We are looking at establishing more academies on the lines of SAI-Gopichand Academy. SAI has also supported establishment of other high-profile sport science centres like SAI-Abhinav Bindra Targeting Performance Centre in Bengaluru which provides support to our national campers, free of charge. Through this medium, we request all the elite athletes who are part of National camps to utilise this facility which would help them improve their performance.

What more is needed to boost sports in India?

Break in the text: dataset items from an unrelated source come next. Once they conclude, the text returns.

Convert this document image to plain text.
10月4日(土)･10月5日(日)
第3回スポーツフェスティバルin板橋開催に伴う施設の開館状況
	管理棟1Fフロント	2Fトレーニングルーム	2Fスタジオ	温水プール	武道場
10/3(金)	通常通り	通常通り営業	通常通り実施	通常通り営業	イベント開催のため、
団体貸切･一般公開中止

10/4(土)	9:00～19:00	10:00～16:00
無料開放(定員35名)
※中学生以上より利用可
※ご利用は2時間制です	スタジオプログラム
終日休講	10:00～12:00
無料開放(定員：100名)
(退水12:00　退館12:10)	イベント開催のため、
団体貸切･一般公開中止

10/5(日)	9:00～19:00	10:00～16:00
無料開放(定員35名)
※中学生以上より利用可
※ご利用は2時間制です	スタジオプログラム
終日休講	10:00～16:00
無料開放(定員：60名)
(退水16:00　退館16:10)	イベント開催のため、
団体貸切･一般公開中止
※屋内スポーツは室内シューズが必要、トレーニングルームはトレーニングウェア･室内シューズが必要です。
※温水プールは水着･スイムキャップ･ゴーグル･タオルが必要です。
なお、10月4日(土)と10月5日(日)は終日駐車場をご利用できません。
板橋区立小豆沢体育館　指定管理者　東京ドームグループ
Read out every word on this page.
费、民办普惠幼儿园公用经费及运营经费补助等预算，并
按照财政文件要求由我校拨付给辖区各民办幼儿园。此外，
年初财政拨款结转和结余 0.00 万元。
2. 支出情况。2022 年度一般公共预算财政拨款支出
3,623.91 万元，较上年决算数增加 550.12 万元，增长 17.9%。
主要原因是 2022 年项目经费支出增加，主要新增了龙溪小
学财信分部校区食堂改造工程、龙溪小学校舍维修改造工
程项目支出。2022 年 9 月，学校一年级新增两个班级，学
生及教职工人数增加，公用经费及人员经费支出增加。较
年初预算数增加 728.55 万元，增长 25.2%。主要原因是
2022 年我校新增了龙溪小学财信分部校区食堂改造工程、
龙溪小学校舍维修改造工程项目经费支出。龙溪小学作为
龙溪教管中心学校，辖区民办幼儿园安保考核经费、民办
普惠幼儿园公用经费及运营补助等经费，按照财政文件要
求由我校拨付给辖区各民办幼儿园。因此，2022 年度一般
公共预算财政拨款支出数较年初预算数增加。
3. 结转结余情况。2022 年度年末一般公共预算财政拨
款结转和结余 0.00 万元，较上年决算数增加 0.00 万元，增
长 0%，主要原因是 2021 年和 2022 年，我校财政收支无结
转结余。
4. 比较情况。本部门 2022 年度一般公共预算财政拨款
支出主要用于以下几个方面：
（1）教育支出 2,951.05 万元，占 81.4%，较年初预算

We need to upgrade the sport science support in our sporting system. The Government’s emphasis has been on sport science. In this regard, an expression of interest has already been floated for collaboration with number of sport science institutions in India that will support our young and elite athletes. This would also encourage other players to enter the fray and help in creating a robust sports-science eco system.

Your plans in this area..

SAI is exploring partnerships with the leading sport science institutions across the world to build an effective sports-science system including state-of-art facilities within the country. These sport science partners would also be required to train our in-house human resources who could then take the lead in running our sports science facilities across various centres in the country. Create a robust grassroots structure to enhance the participation and to ensure the athletes do not wither away from the feeder system due to lack of financial security. Khelo India initiative of the Government is aimed at creating the sporting culture in the country and create the ecosystem which supports athletes to pursue their Olympic dreams.